The point of an acquisition like this is to stand out from the pack, added John Kreger, a financial analyst with William Blair who has been covering the clinical research outsourcing space for two decades. “For CROs, the challenge is how do you differentiate yourself in the eyes of your clients?” he said. “Just like that worked really well with Parexel when it acquired Perceptive Informatics, I think this is Icon’s effort to do the same.”
CRO Parexel completed its acquisition of the large, life sciences-focused technology company in 2003, and later added another large player, ClinPhone, building a semi-autonomous group dedicated to software. Initially the markets frowned upon the move, as analysts scratched their heads. But Parexel ultimately emerged victorious, its stock recovering nicely and sizable strategic partnership agreements coming its way.
Kreger said that in recent years, pharma company and CRO shareholders have gotten fed up with widespread waste in the industry, prompting companies to try new avenues for tightening and streamlining operations.
The broader message, he said, is that the drug development process is “horribly inefficient,” from manual documentation to the failure rate. One of the challenges, said Kreger, “is you do all the work to design the protocol and train the sites, then half of the sites don’t enroll anyone. It’s an enormous time and resource sink. This asset is a way to better manage that process. Firecrest gives clients real-time access to information on what the sites are doing and helps push needed information out to the sites.”
Firecrest claims to increase patient recruitment by 10% to 12% and produce cleaner data, with a 40% to 50% reduction in data queries.
Firecrest CEO Gary Hughes said the company was started by a team of principal investigators hoping to find an alternative to the traditional investigator meeting.
“The investigator meeting was two days away from the office—two days of death by PowerPoint—and then it was six or seven months before you’d randomize a patient for the trial,” said Hughes. “By then you’d no longer remember anything from the investigator meeting.”

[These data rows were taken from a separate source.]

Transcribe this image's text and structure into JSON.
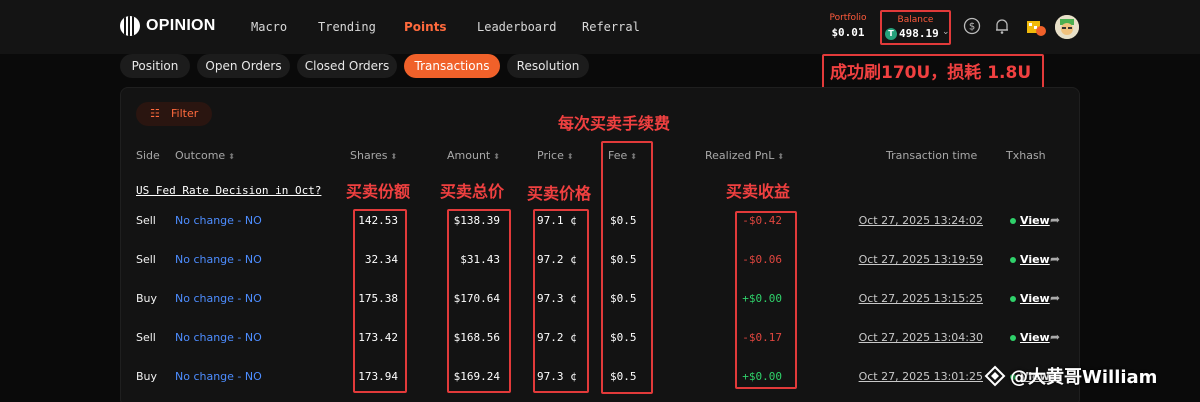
{
  "header": {
    "logo_text": "OPINION",
    "nav": [
      "Macro",
      "Trending",
      "Points",
      "Leaderboard",
      "Referral"
    ],
    "active_nav": "Points",
    "portfolio_label": "Portfolio",
    "portfolio_value": "$0.01",
    "balance_label": "Balance",
    "balance_value": "498.19",
    "coin_symbol": "T",
    "accent": "#f0612a"
  },
  "tabs": [
    "Position",
    "Open Orders",
    "Closed Orders",
    "Transactions",
    "Resolution"
  ],
  "active_tab": "Transactions",
  "filter_label": "Filter",
  "columns": [
    "Side",
    "Outcome",
    "Shares",
    "Amount",
    "Price",
    "Fee",
    "Realized PnL",
    "Transaction time",
    "Txhash"
  ],
  "market_title": "US Fed Rate Decision in Oct?",
  "rows": [
    {
      "side": "Sell",
      "outcome": "No change - NO",
      "shares": "142.53",
      "amount": "$138.39",
      "price": "97.1 ¢",
      "fee": "$0.5",
      "pnl": "-$0.42",
      "time": "Oct 27, 2025 13:24:02",
      "tx": "View"
    },
    {
      "side": "Sell",
      "outcome": "No change - NO",
      "shares": "32.34",
      "amount": "$31.43",
      "price": "97.2 ¢",
      "fee": "$0.5",
      "pnl": "-$0.06",
      "time": "Oct 27, 2025 13:19:59",
      "tx": "View"
    },
    {
      "side": "Buy",
      "outcome": "No change - NO",
      "shares": "175.38",
      "amount": "$170.64",
      "price": "97.3 ¢",
      "fee": "$0.5",
      "pnl": "+$0.00",
      "time": "Oct 27, 2025 13:15:25",
      "tx": "View"
    },
    {
      "side": "Sell",
      "outcome": "No change - NO",
      "shares": "173.42",
      "amount": "$168.56",
      "price": "97.2 ¢",
      "fee": "$0.5",
      "pnl": "-$0.17",
      "time": "Oct 27, 2025 13:04:30",
      "tx": "View"
    },
    {
      "side": "Buy",
      "outcome": "No change - NO",
      "shares": "173.94",
      "amount": "$169.24",
      "price": "97.3 ¢",
      "fee": "$0.5",
      "pnl": "+$0.00",
      "time": "Oct 27, 2025 13:01:25",
      "tx": "View"
    }
  ],
  "annotations": {
    "top": "成功刷170U，损耗 1.8U",
    "fee": "每次买卖手续费",
    "shares": "买卖份额",
    "amount": "买卖总价",
    "price": "买卖价格",
    "pnl": "买卖收益",
    "color": "#e23a3a"
  },
  "watermark": "@大黄哥William"
}
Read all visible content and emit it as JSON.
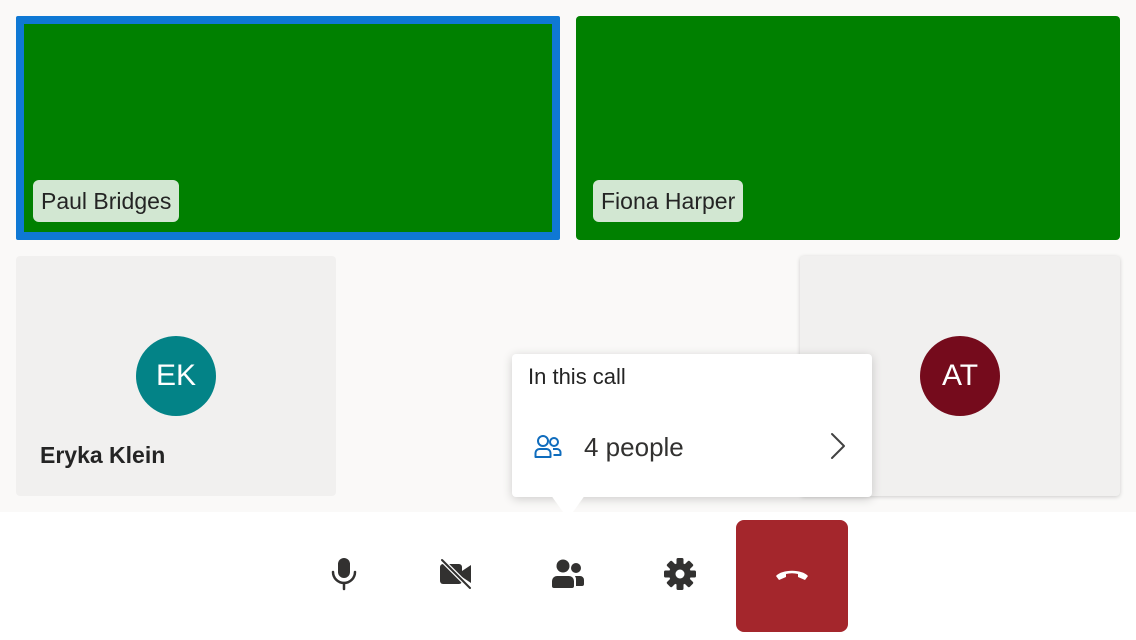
{
  "participants": [
    {
      "name": "Paul Bridges",
      "video": true,
      "active": true
    },
    {
      "name": "Fiona Harper",
      "video": true,
      "active": false
    },
    {
      "name": "Eryka Klein",
      "initials": "EK",
      "avatar_color": "#038387"
    },
    {
      "initials": "AT",
      "avatar_color": "#750b1c"
    }
  ],
  "popover": {
    "title": "In this call",
    "people_count": "4 people"
  },
  "toolbar": {
    "buttons": [
      {
        "icon": "microphone-icon"
      },
      {
        "icon": "camera-off-icon"
      },
      {
        "icon": "people-icon"
      },
      {
        "icon": "gear-icon"
      },
      {
        "icon": "hang-up-icon",
        "color": "#a4262c"
      }
    ]
  },
  "colors": {
    "video_bg": "#008000",
    "active_border": "#0f78d4",
    "label_bg": "#d2e7d2",
    "accent": "#0f6cbd"
  }
}
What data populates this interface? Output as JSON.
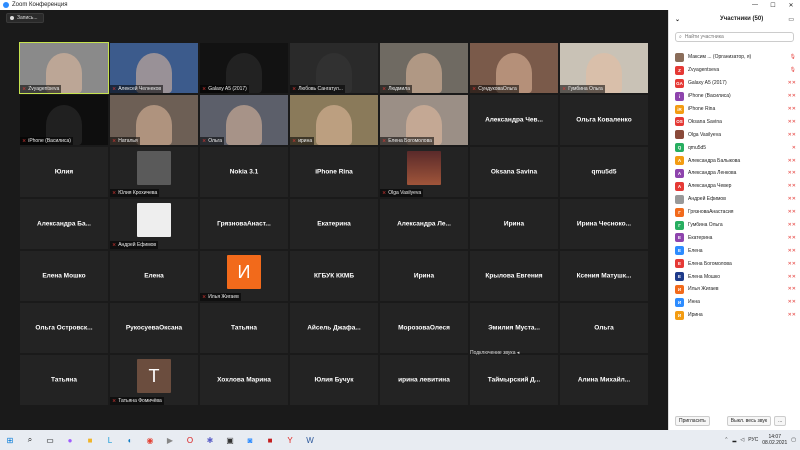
{
  "titlebar": {
    "title": "Zoom Конференция"
  },
  "toolbar": {
    "record_label": "Запись..."
  },
  "tiles": [
    {
      "name": "Zvyagentseva",
      "type": "video",
      "active": true,
      "bg": "#8a8a8a"
    },
    {
      "name": "Алексей Челнеков",
      "type": "video",
      "bg": "#3c5b8c"
    },
    {
      "name": "Galaxy A5 (2017)",
      "type": "video",
      "bg": "#121212"
    },
    {
      "name": "Любовь Сангатул...",
      "type": "video",
      "bg": "#2a2a2a"
    },
    {
      "name": "Людмила",
      "type": "video",
      "bg": "#6f6a62"
    },
    {
      "name": "СундуковаОльга",
      "type": "video",
      "bg": "#7a5a4a"
    },
    {
      "name": "Гумбина Ольга",
      "type": "video",
      "bg": "#c9c2b6"
    },
    {
      "name": "iPhone (Василиса)",
      "type": "video",
      "bg": "#0e0e0e"
    },
    {
      "name": "Наталья",
      "type": "video",
      "bg": "#6d5f55"
    },
    {
      "name": "Ольга",
      "type": "video",
      "bg": "#5c5f6a"
    },
    {
      "name": "ирина",
      "type": "video",
      "bg": "#8a7a5a"
    },
    {
      "name": "Елена Богомолова",
      "type": "video",
      "bg": "#9b8f86"
    },
    {
      "name": "Александра Чев...",
      "type": "text"
    },
    {
      "name": "Ольга Коваленко",
      "type": "text"
    },
    {
      "name": "Юлия",
      "type": "text"
    },
    {
      "name": "Юлия Крохичева",
      "type": "blur"
    },
    {
      "name": "Nokia 3.1",
      "type": "text"
    },
    {
      "name": "iPhone Rina",
      "type": "text"
    },
    {
      "name": "Olga Vasilyeva",
      "type": "photo"
    },
    {
      "name": "Oksana Savina",
      "type": "text"
    },
    {
      "name": "qmu5d5",
      "type": "text"
    },
    {
      "name": "Александра Ба...",
      "type": "text"
    },
    {
      "name": "Андрей Ефимов",
      "type": "sketch"
    },
    {
      "name": "ГрязноваАнаст...",
      "type": "text"
    },
    {
      "name": "Екатерина",
      "type": "text"
    },
    {
      "name": "Александра Ле...",
      "type": "text"
    },
    {
      "name": "Ирина",
      "type": "text"
    },
    {
      "name": "Ирина Чесноко...",
      "type": "text"
    },
    {
      "name": "Елена Мошко",
      "type": "text"
    },
    {
      "name": "Елена",
      "type": "text"
    },
    {
      "name": "Илья Жигаев",
      "type": "letter",
      "letter": "И",
      "color": "#f26a1b"
    },
    {
      "name": "КГБУК ККМБ",
      "type": "text"
    },
    {
      "name": "Ирина",
      "type": "text"
    },
    {
      "name": "Крылова Евгения",
      "type": "text"
    },
    {
      "name": "Ксения Матушк...",
      "type": "text"
    },
    {
      "name": "Ольга Островск...",
      "type": "text"
    },
    {
      "name": "РукосуеваОксана",
      "type": "text"
    },
    {
      "name": "Татьяна",
      "type": "text"
    },
    {
      "name": "Айсель Джафа...",
      "type": "text"
    },
    {
      "name": "МорозоваОлеся",
      "type": "text"
    },
    {
      "name": "Эмилия Муста...",
      "type": "text"
    },
    {
      "name": "Ольга",
      "type": "text"
    },
    {
      "name": "Татьяна",
      "type": "text"
    },
    {
      "name": "Татьяна Фомичёва",
      "type": "letter",
      "letter": "Т",
      "color": "#6b4d3e"
    },
    {
      "name": "Хохлова Марина",
      "type": "text"
    },
    {
      "name": "Юлия Бучук",
      "type": "text"
    },
    {
      "name": "ирина левитина",
      "type": "text"
    },
    {
      "name": "Таймырский Д...",
      "type": "text"
    },
    {
      "name": "Алина Михайл...",
      "type": "text"
    }
  ],
  "connect_audio_text": "Подключение звука",
  "panel": {
    "title": "Участники (50)",
    "search_placeholder": "Найти участника",
    "participants": [
      {
        "initials": "",
        "name": "Максим ... (Организатор, я)",
        "color": "#8a6d5a",
        "icons": "🎙"
      },
      {
        "initials": "Z",
        "name": "Zvyagentseva",
        "color": "#e53935",
        "icons": "🎙"
      },
      {
        "initials": "GA",
        "name": "Galaxy A5 (2017)",
        "color": "#e53935",
        "icons": "✕✕"
      },
      {
        "initials": "i",
        "name": "iPhone (Василиса)",
        "color": "#8e44ad",
        "icons": "✕✕"
      },
      {
        "initials": "iR",
        "name": "iPhone Rina",
        "color": "#f39c12",
        "icons": "✕✕"
      },
      {
        "initials": "OS",
        "name": "Oksana Savina",
        "color": "#e53935",
        "icons": "✕✕"
      },
      {
        "initials": "",
        "name": "Olga Vasilyeva",
        "color": "#8a4a3a",
        "icons": "✕✕"
      },
      {
        "initials": "Q",
        "name": "qmu5d5",
        "color": "#27ae60",
        "icons": "✕"
      },
      {
        "initials": "А",
        "name": "Александра Балыкова",
        "color": "#f39c12",
        "icons": "✕✕"
      },
      {
        "initials": "А",
        "name": "Александра Ленкова",
        "color": "#8e44ad",
        "icons": "✕✕"
      },
      {
        "initials": "А",
        "name": "Александра Чевер",
        "color": "#e53935",
        "icons": "✕✕"
      },
      {
        "initials": "",
        "name": "Андрей Ефимов",
        "color": "#999999",
        "icons": "✕✕"
      },
      {
        "initials": "Г",
        "name": "ГрязноваАнастасия",
        "color": "#f26a1b",
        "icons": "✕✕"
      },
      {
        "initials": "Г",
        "name": "Гумбина Ольга",
        "color": "#27ae60",
        "icons": "✕✕"
      },
      {
        "initials": "Е",
        "name": "Екатерина",
        "color": "#8e44ad",
        "icons": "✕✕"
      },
      {
        "initials": "Е",
        "name": "Елена",
        "color": "#2d8cff",
        "icons": "✕✕"
      },
      {
        "initials": "Е",
        "name": "Елена Богомолова",
        "color": "#e53935",
        "icons": "✕✕"
      },
      {
        "initials": "Е",
        "name": "Елена Мошко",
        "color": "#1e3a8a",
        "icons": "✕✕"
      },
      {
        "initials": "И",
        "name": "Илья Жигаев",
        "color": "#f26a1b",
        "icons": "✕✕"
      },
      {
        "initials": "И",
        "name": "Инна",
        "color": "#2d8cff",
        "icons": "✕✕"
      },
      {
        "initials": "И",
        "name": "Ирина",
        "color": "#f39c12",
        "icons": "✕✕"
      }
    ],
    "invite_label": "Пригласить",
    "mute_all_label": "Выкл. весь звук",
    "more_label": "..."
  },
  "taskbar": {
    "lang": "РУС",
    "time": "14:07",
    "date": "08.02.2021"
  }
}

The company decided to focus on what a site needs to know and when. From there, it developed a system to offer virtual investigator meetings, followed by a service that repackages protocols into a procedure-driven, visit-by-visit guide. The protocol is connected with various algorithms, so that if coordinators or investigators have specific questions during a trial, the answers more than likely are already there for them. If not, they can gain access to a monitor via web chat or email. “It’s over-the-shoulder type of guidance,” said Hughes.
Firecrest, he added, was named after a bird native to the U.K. that’s “small, but feisty, and very territorial.” Icon is hoping this acquisition will help it soar past equally territorial and feisty competitors.